Guidelines on the Safety and Vigilance of Health Products and Technologies

The World Health Organization (WHO) defines Pharmacovigilance (PV) as the “science and activities relating to the detection, assessment, understanding and prevention of adverse effects or any other possible drug-related problems”.

Pharmacovigilance aims at achieving the following:

a. Improve patient care and safety in relation to the use of medicines and all medical and paramedical interventions;

b. Improve public health and safety in relation to the use of medicines;

c. Detect problems related to the use of medicines and communicate the findings in a timely manner;

d. Contribute to the assessment of benefit, harm, effectiveness and risk of medicines, leading to the prevention of harm and maximization of benefits;

e. Encourage the safe, rational and more effective (including cost effective) use of medicines;

f. Promote understanding, education and clinical training in Pharmacovigilance and its effective communication to the public.

There is an increasing burden of adverse events from adverse drug reactions (ADRs), poor quality products, adverse events following immunization, therapeutic ineffectiveness, medication errors, and irrational use of medical products and health technologies in addition to increase in antimicrobial resistance (AMR). These medicine-related problems not only contribute to morbidity and mortality but also result in higher treatment costs, loss of confidence in the health system, non-adherence to treatment, and economic losses to the pharmaceutical industry and patients.
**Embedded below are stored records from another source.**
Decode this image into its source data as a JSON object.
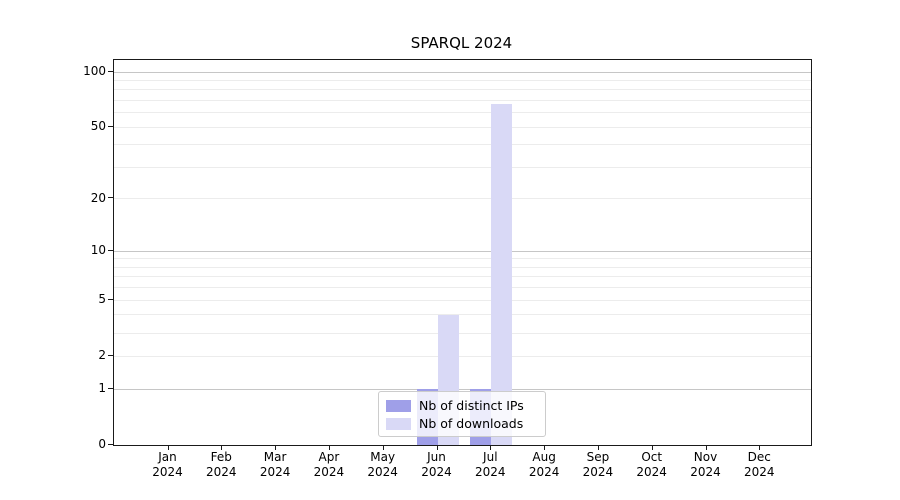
{
  "chart_data": {
    "type": "bar",
    "title": "SPARQL 2024",
    "categories": [
      "Jan",
      "Feb",
      "Mar",
      "Apr",
      "May",
      "Jun",
      "Jul",
      "Aug",
      "Sep",
      "Oct",
      "Nov",
      "Dec"
    ],
    "x_tick_second_line": "2024",
    "series": [
      {
        "name": "Nb of distinct IPs",
        "color": "#9f9fe8",
        "values": [
          0,
          0,
          0,
          0,
          0,
          1,
          1,
          0,
          0,
          0,
          0,
          0
        ]
      },
      {
        "name": "Nb of downloads",
        "color": "#d9d9f6",
        "values": [
          0,
          0,
          0,
          0,
          0,
          4,
          67,
          0,
          0,
          0,
          0,
          0
        ]
      }
    ],
    "xlabel": "",
    "ylabel": "",
    "y_axis": {
      "scale": "log1p",
      "ylim": [
        0,
        116
      ],
      "ticks": [
        {
          "value": 100,
          "label": "100"
        },
        {
          "value": 50,
          "label": "50"
        },
        {
          "value": 20,
          "label": "20"
        },
        {
          "value": 10,
          "label": "10"
        },
        {
          "value": 5,
          "label": "5"
        },
        {
          "value": 2,
          "label": "2"
        },
        {
          "value": 1,
          "label": "1"
        },
        {
          "value": 0,
          "label": "0"
        }
      ],
      "major_gridlines": [
        1,
        10,
        100
      ],
      "minor_gridlines": [
        2,
        3,
        4,
        5,
        6,
        7,
        8,
        9,
        20,
        30,
        40,
        50,
        60,
        70,
        80,
        90
      ]
    },
    "grid": true,
    "legend_position": "bottom-center",
    "colors": {
      "background": "#ffffff",
      "spine": "#1a1a1a",
      "grid_major": "#c6c6c6",
      "grid_minor": "#ececec",
      "text": "#000000"
    }
  }
}
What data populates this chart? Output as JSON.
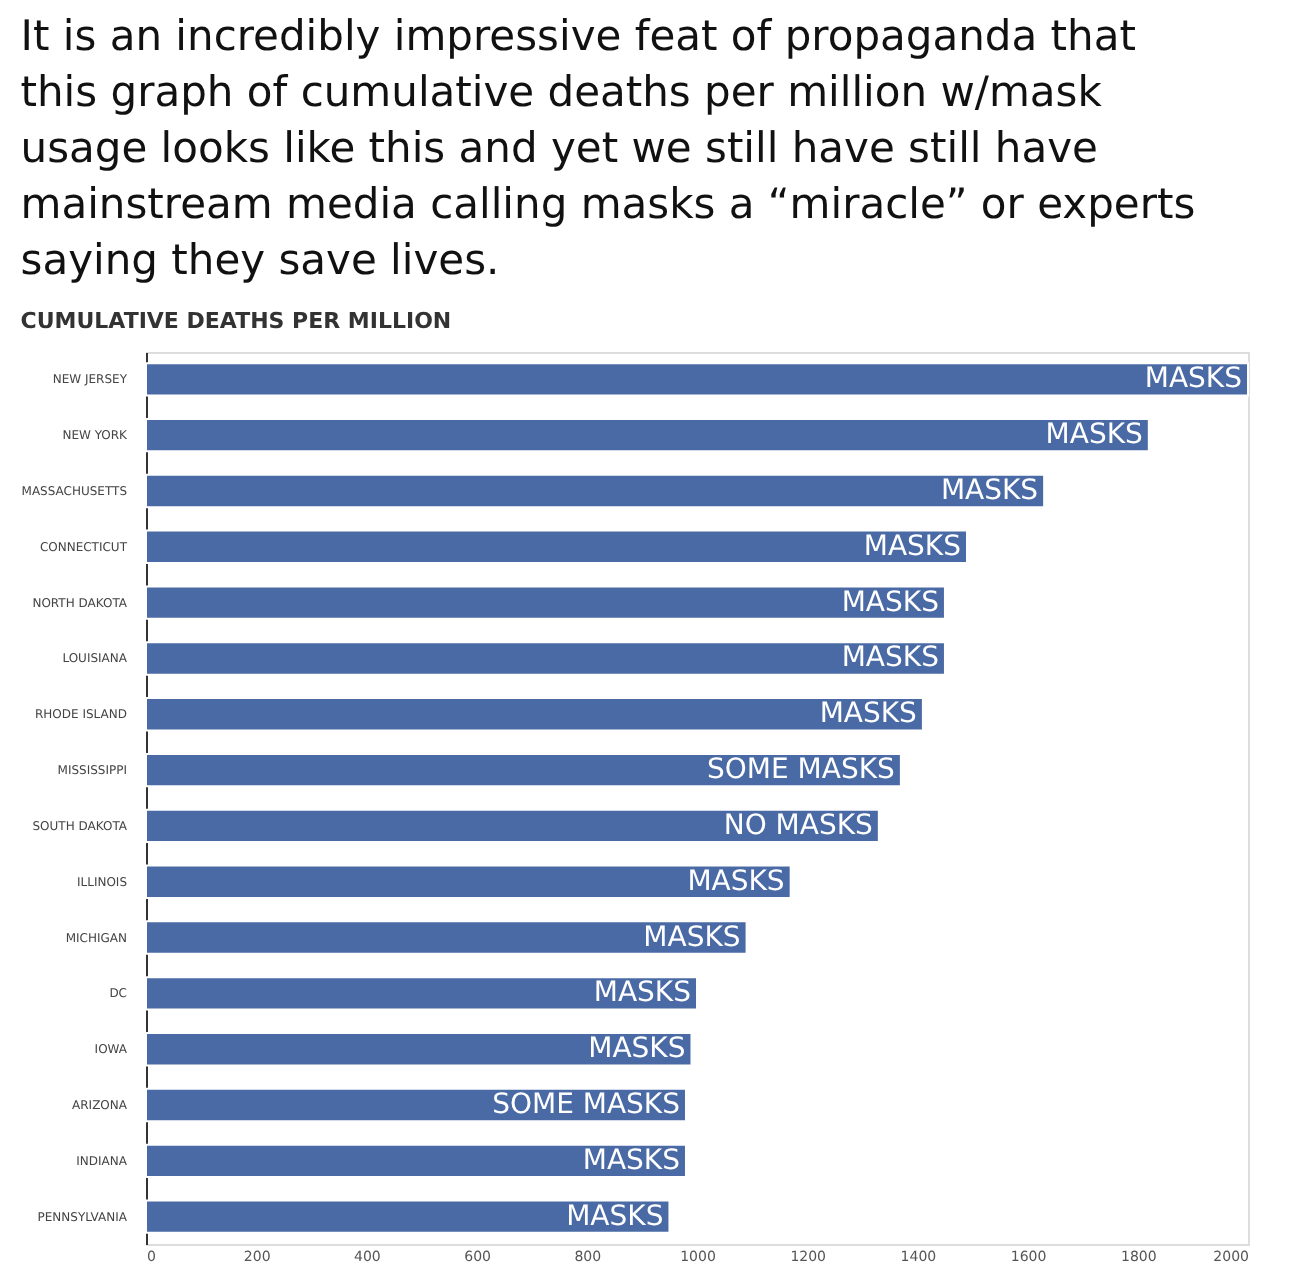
{
  "chart_data": {
    "type": "bar",
    "orientation": "horizontal",
    "title": "It is an incredibly impressive feat of propaganda that this graph of cumulative deaths per million w/mask usage looks like this and yet we still have still have mainstream media calling masks a “miracle” or experts saying they save lives.",
    "subtitle": "CUMULATIVE DEATHS PER MILLION",
    "categories": [
      "NEW JERSEY",
      "NEW YORK",
      "MASSACHUSETTS",
      "CONNECTICUT",
      "NORTH DAKOTA",
      "LOUISIANA",
      "RHODE ISLAND",
      "MISSISSIPPI",
      "SOUTH DAKOTA",
      "ILLINOIS",
      "MICHIGAN",
      "DC",
      "IOWA",
      "ARIZONA",
      "INDIANA",
      "PENNSYLVANIA"
    ],
    "values": [
      2000,
      1820,
      1630,
      1490,
      1450,
      1450,
      1410,
      1370,
      1330,
      1170,
      1090,
      1000,
      990,
      980,
      980,
      950
    ],
    "value_labels": [
      "MASKS",
      "MASKS",
      "MASKS",
      "MASKS",
      "MASKS",
      "MASKS",
      "MASKS",
      "SOME MASKS",
      "NO MASKS",
      "MASKS",
      "MASKS",
      "MASKS",
      "MASKS",
      "SOME MASKS",
      "MASKS",
      "MASKS"
    ],
    "color": "#4a6aa5",
    "xlim": [
      0,
      2000
    ],
    "xticks": [
      0,
      200,
      400,
      600,
      800,
      1000,
      1200,
      1400,
      1600,
      1800,
      2000
    ],
    "grid": false
  }
}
Monitoring the safety of medical products including vaccines and health technologies, their quality and effectiveness following market authorization, in addition to providing medicines safety information are essential functions of national healthcare systems. These are responsibilities of the national medicines regulatory authorities (NMRAs), healthcare providers across all levels of the healthcare system as well as other stakeholders, among them, public health programs (PHPs), and the pharmaceutical industry, including marketing authorization holders (MAHs).
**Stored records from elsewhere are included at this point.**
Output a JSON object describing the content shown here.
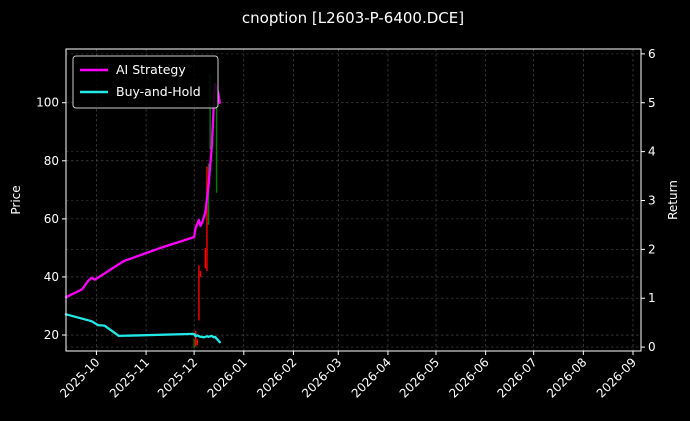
{
  "chart_data": {
    "type": "line",
    "title": "cnoption [L2603-P-6400.DCE]",
    "ylabel_left": "Price",
    "ylabel_right": "Return",
    "xlim": [
      "2025-09-12",
      "2026-09-06"
    ],
    "ylim_left": [
      14.5,
      118.5
    ],
    "ylim_right": [
      -0.08,
      6.1
    ],
    "y_ticks_left": [
      20,
      40,
      60,
      80,
      100
    ],
    "y_ticks_right": [
      0,
      1,
      2,
      3,
      4,
      5,
      6
    ],
    "x_ticks": [
      "2025-10-01",
      "2025-11-01",
      "2025-12-01",
      "2026-01-01",
      "2026-02-01",
      "2026-03-01",
      "2026-04-01",
      "2026-05-01",
      "2026-06-01",
      "2026-07-01",
      "2026-08-01",
      "2026-09-01"
    ],
    "x_tick_labels": [
      "2025-10",
      "2025-11",
      "2025-12",
      "2026-01",
      "2026-02",
      "2026-03",
      "2026-04",
      "2026-05",
      "2026-06",
      "2026-07",
      "2026-08",
      "2026-09"
    ],
    "grid": true,
    "legend_position": "top-left",
    "series": [
      {
        "name": "AI Strategy",
        "color": "#ff00ff",
        "axis": "right",
        "points": [
          [
            "2025-09-12",
            1.02
          ],
          [
            "2025-09-22",
            1.18
          ],
          [
            "2025-09-26",
            1.36
          ],
          [
            "2025-09-28",
            1.42
          ],
          [
            "2025-09-30",
            1.38
          ],
          [
            "2025-10-18",
            1.76
          ],
          [
            "2025-11-10",
            2.03
          ],
          [
            "2025-12-01",
            2.25
          ],
          [
            "2025-12-02",
            2.45
          ],
          [
            "2025-12-03",
            2.52
          ],
          [
            "2025-12-04",
            2.6
          ],
          [
            "2025-12-05",
            2.48
          ],
          [
            "2025-12-06",
            2.55
          ],
          [
            "2025-12-08",
            2.75
          ],
          [
            "2025-12-10",
            3.3
          ],
          [
            "2025-12-12",
            4.1
          ],
          [
            "2025-12-13",
            4.8
          ],
          [
            "2025-12-14",
            5.38
          ],
          [
            "2025-12-15",
            5.33
          ],
          [
            "2025-12-16",
            5.2
          ],
          [
            "2025-12-17",
            5.0
          ]
        ]
      },
      {
        "name": "Buy-and-Hold",
        "color": "#22e8e8",
        "axis": "right",
        "points": [
          [
            "2025-09-12",
            0.67
          ],
          [
            "2025-09-28",
            0.53
          ],
          [
            "2025-10-02",
            0.45
          ],
          [
            "2025-10-06",
            0.44
          ],
          [
            "2025-10-15",
            0.23
          ],
          [
            "2025-12-01",
            0.27
          ],
          [
            "2025-12-02",
            0.22
          ],
          [
            "2025-12-03",
            0.24
          ],
          [
            "2025-12-05",
            0.21
          ],
          [
            "2025-12-07",
            0.2
          ],
          [
            "2025-12-09",
            0.22
          ],
          [
            "2025-12-10",
            0.21
          ],
          [
            "2025-12-12",
            0.23
          ],
          [
            "2025-12-13",
            0.2
          ],
          [
            "2025-12-14",
            0.21
          ],
          [
            "2025-12-17",
            0.1
          ]
        ]
      }
    ],
    "candles": [
      {
        "date": "2025-12-01",
        "low": 15.5,
        "high": 18.5,
        "dir": "up"
      },
      {
        "date": "2025-12-02",
        "low": 16.0,
        "high": 21.5,
        "dir": "down"
      },
      {
        "date": "2025-12-03",
        "low": 16.5,
        "high": 18.5,
        "dir": "down"
      },
      {
        "date": "2025-12-04",
        "low": 25.0,
        "high": 44.0,
        "dir": "down"
      },
      {
        "date": "2025-12-05",
        "low": 40.0,
        "high": 42.0,
        "dir": "down"
      },
      {
        "date": "2025-12-08",
        "low": 43.0,
        "high": 50.0,
        "dir": "down"
      },
      {
        "date": "2025-12-09",
        "low": 42.0,
        "high": 78.0,
        "dir": "down"
      },
      {
        "date": "2025-12-10",
        "low": 58.0,
        "high": 79.0,
        "dir": "up"
      },
      {
        "date": "2025-12-11",
        "low": 84.0,
        "high": 110.0,
        "dir": "up"
      },
      {
        "date": "2025-12-15",
        "low": 69.0,
        "high": 105.0,
        "dir": "up"
      }
    ],
    "candle_colors": {
      "up": "#008000",
      "down": "#ff0000"
    }
  }
}
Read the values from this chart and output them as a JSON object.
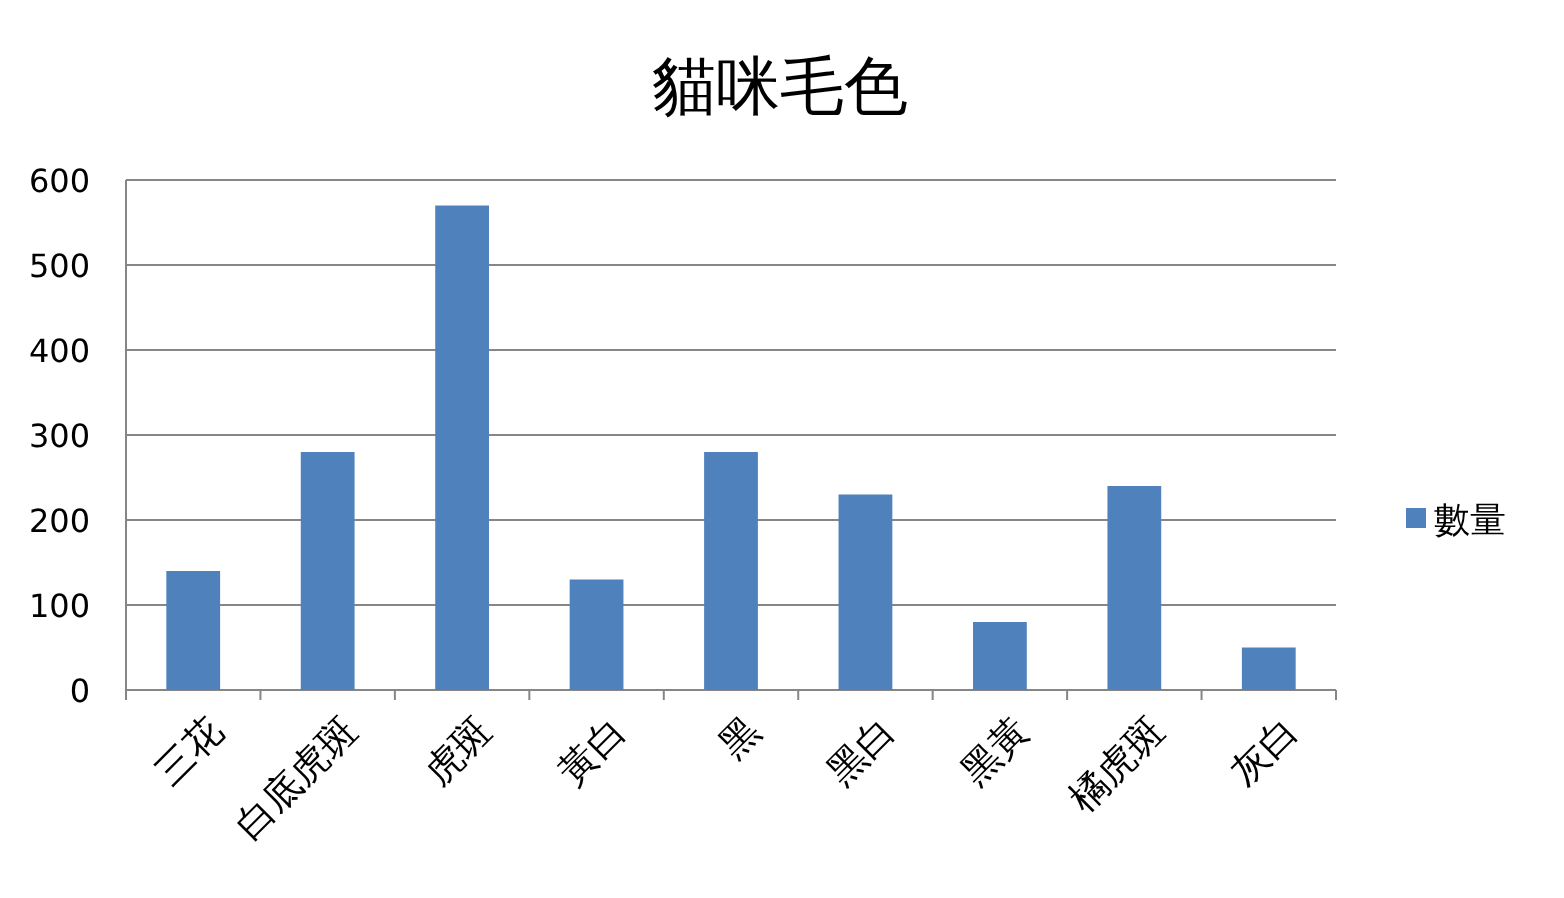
{
  "chart_data": {
    "type": "bar",
    "title": "貓咪毛色",
    "categories": [
      "三花",
      "白底虎斑",
      "虎斑",
      "黃白",
      "黑",
      "黑白",
      "黑黃",
      "橘虎斑",
      "灰白"
    ],
    "series": [
      {
        "name": "數量",
        "color": "#4f81bd",
        "values": [
          140,
          280,
          570,
          130,
          280,
          230,
          80,
          240,
          50
        ]
      }
    ],
    "ylim": [
      0,
      600
    ],
    "yticks": [
      0,
      100,
      200,
      300,
      400,
      500,
      600
    ],
    "grid": "y",
    "legend": "right"
  }
}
The Pharmacy and Poisons Board (PPB) as the National Pharmacovigilance Centre has the responsibility to collect, collate, assess causality of safety reports, conduct risk management and communication in addition to contributing these reports to the international database for ADRs at the Uppsala Monitoring Centre- WHO Collaborating Centre for International Drug Monitoring, Sweden. The Board has since 2009, when the PV centre was established, intensified its safety monitoring activities including training and sensitization of healthcare workers and other stakeholders on reporting of both ADRs and poor-quality medicines.